Waltraud Schelkle is Professor in Political Economy at the European Institute and has been at LSE since autumn 2001, teaching courses on the political economy of European integration at MSc and PhD level. She is an Adjunct Professor of economics at the Economics Department of the Free University of Berlin where she did a post-doctorate degree (Habilitation) in 1999 with a thesis on "The new theory of monetary integration" (published in German in 2001). Dr Schelkle is also a (non-resident) Senior Fellow at the American Institute for Contemporary German Studies (AICGS), Johns Hopkins University, Washington D.C. and Chair of the Advisory Board of the Centre for Social Policy Research (Zentrum für Sozialpolitik) in Bremen.
She has previously worked as a development economist, from 1989-2002 as a staff member of the German Institute of Development in Berlin with a research focus on the financial system in development and doing her first PhD on India's development as a monetary economy since Independence (London 1994). Other earlier appointments include two Research Fellowships at Johns Hopkins University, Washington, DC, and Visiting Professor of International Economic Relations at the Free University of Berlin before coming to London. Her research interests are the evolving economic governance of EMU and social policy reforms directed at financial markets.

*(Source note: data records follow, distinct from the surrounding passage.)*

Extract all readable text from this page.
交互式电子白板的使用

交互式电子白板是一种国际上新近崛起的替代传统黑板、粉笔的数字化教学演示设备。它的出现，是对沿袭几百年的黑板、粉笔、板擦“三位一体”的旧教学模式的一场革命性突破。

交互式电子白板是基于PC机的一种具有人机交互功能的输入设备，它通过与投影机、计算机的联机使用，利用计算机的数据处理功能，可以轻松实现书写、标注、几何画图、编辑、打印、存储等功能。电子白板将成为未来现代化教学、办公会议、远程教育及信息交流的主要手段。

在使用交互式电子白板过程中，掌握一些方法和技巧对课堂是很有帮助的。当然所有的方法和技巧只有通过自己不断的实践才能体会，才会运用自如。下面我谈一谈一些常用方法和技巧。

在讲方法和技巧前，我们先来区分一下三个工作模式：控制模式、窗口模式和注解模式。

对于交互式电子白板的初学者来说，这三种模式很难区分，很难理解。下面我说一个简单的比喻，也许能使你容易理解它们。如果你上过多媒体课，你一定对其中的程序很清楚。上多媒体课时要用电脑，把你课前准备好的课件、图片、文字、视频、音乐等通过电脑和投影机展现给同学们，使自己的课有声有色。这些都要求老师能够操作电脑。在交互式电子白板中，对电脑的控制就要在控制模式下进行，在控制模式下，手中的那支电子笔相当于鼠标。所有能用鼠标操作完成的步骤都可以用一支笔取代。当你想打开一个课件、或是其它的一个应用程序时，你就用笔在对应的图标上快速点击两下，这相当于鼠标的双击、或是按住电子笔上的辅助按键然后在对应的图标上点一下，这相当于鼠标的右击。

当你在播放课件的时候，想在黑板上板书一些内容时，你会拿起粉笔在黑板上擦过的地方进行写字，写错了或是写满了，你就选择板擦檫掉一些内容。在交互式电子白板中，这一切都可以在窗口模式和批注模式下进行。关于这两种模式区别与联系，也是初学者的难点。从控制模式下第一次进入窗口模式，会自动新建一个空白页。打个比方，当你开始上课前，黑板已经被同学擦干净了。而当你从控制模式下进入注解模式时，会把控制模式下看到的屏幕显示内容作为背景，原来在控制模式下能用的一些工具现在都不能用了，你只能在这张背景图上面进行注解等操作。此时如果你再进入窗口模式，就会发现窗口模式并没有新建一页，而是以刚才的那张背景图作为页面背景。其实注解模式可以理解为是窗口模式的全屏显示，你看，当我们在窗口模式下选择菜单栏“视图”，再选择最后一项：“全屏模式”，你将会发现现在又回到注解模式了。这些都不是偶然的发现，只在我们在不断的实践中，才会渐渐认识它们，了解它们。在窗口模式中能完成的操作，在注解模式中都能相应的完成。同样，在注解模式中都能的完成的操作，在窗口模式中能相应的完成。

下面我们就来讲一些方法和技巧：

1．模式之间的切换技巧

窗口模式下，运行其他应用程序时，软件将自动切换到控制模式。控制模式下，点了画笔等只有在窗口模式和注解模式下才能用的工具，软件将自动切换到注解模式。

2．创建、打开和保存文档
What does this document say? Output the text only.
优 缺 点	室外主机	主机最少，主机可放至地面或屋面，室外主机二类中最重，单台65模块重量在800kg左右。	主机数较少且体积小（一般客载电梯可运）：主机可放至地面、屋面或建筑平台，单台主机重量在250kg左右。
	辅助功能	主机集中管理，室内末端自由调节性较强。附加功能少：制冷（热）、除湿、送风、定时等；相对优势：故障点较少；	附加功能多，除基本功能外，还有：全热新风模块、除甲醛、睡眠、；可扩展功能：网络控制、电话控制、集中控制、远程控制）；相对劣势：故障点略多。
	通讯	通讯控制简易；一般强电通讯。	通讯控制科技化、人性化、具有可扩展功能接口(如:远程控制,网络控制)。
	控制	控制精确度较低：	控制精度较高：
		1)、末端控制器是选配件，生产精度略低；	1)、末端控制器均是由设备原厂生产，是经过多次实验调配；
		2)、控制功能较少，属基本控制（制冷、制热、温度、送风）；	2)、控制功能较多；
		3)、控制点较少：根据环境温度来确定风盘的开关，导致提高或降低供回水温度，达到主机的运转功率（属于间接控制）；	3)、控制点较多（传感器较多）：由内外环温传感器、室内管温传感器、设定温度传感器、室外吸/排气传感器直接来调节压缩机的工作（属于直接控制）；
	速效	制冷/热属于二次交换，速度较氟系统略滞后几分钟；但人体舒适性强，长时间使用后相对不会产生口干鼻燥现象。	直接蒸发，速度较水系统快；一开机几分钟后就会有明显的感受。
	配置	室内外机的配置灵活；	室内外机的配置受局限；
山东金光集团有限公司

Political Economy of monetary integration, understood as a form of inter-state risk sharing; a book on “The political economy of monetary solidarity: understanding the experiment of the euro” has been completed in January 2016 and will be published with Oxford University Press. Welfare state reform, encompassing the restructuring of social risk management induced both by market creation and integration in Europe and by the macroeconomic framework in the monetary union, with a specific interest in how financial regulation is now used for social policy purposes. Current projects include work on the independence of central banks (with Deborah Mabbett) and on pension systems after the crisis (collaborative research project with the Hertie School of Governance).